For a PCRE compatible dialect, a similar expression is obtained (up to the letter d, continue by analogy, insert spaces to taste):
(?:a(?=b))?(?:b(?=c))?(?:c(?=d))?(?:d(?=e))?
Test on ragex101.com
From the "Special Features" of regular expressions, for example, in the perl
language, you can check any consecutive characters like this:
echo "abpade fg xyz" | perl -npe 's/.*?((?:([a-z])\s*(?=(??{chr(ord($2)+1)})))+.)/$1\n/g'
Результат:
ab
de fg
xyz
perl can be used instead of grep on most unix systems by writing the required command as a single line.
UPD For the command line, using only grep and sed, the short version is:
echo "a bcefgkmoxyz" |\
grep -Po `echo -n 'bcdefghijklmnopqrstuvwxyz' |\
sed 's/./\0\0/g;s/^/a/;s/\(.\)\(.\)/\\\\s*(?:\1(?=\\\\s*\2))?/g;s/.$/./'` |\
sed -n '/../p'
Результат:
a bc
efg
xyz
The command is divided into several lines for ease of viewing, you can put it in one line by removing the \
. I was too lazy to write a long regular expression, so the result of executing (in grep
) the echo | sed
which creates the necessary expression on the fly from the letters of the alphabet.
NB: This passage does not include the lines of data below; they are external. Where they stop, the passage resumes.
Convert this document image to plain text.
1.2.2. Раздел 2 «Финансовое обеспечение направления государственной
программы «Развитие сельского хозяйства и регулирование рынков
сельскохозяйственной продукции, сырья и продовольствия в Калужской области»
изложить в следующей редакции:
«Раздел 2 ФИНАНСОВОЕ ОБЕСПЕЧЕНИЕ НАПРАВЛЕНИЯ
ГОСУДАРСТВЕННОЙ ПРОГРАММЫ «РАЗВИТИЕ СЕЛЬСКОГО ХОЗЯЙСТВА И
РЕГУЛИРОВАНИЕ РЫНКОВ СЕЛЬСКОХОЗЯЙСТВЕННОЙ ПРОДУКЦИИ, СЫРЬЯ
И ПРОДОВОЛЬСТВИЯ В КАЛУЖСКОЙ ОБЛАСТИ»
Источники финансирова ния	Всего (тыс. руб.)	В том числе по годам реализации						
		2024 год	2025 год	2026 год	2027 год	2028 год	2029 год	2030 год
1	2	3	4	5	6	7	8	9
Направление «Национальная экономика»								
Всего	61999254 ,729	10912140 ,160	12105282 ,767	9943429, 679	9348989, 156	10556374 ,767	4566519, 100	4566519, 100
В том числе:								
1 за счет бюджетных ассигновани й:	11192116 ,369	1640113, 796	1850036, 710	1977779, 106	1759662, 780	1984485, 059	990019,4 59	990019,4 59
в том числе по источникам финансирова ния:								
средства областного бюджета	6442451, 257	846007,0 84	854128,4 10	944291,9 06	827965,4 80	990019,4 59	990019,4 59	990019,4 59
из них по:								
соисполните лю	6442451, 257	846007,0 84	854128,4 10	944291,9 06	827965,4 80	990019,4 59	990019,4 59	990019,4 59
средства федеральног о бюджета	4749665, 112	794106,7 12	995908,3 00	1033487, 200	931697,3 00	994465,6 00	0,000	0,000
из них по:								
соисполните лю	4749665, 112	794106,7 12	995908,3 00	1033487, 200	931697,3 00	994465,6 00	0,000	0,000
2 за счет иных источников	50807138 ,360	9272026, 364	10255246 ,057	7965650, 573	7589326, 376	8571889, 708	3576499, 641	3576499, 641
Unfortunately, the ideal expression did not work out and grep also produces individual characters, the last line sed -n '/../p'
is used to suppress them.
The grep
parameter generated by the commands from the alphabet looks like this:
\\s*(?:a(?=\\s*b))?\\s*(?:b(?=\\s*c))?\\s*(?:c(?=\\s*d))?\\s*(?:d(?=\\s*e))?\\s*(?:e(?=\\s*f))?\\s*(?:f(?=\\s*g))?\\s*(?:g(?=\\s*h))?\\s*(?:h(?=\\s*i))?\\s*(?:i(?=\\s*j))?\\s*(?:j(?=\\s*k))?\\s*(?:k(?=\\s*l))?\\s*(?:l(?=\\s*m))?\\s*(?:m(?=\\s*n))?\\s*(?:n(?=\\s*o))?\\s*(?:o(?=\\s*p))?\\s*(?:p(?=\\s*q))?\\s*(?:q(?=\\s*r))?\\s*(?:r(?=\\s*s))?\\s*(?:s(?=\\s*t))?\\s*(?:t(?=\\s*u))?\\s*(?:u(?=\\s*v))?\\s*(?:v(?=\\s*w))?\\s*(?:w(?=\\s*x))?\\s*(?:x(?=\\s*y))?\\s*(?:y(?=\\s*z))?.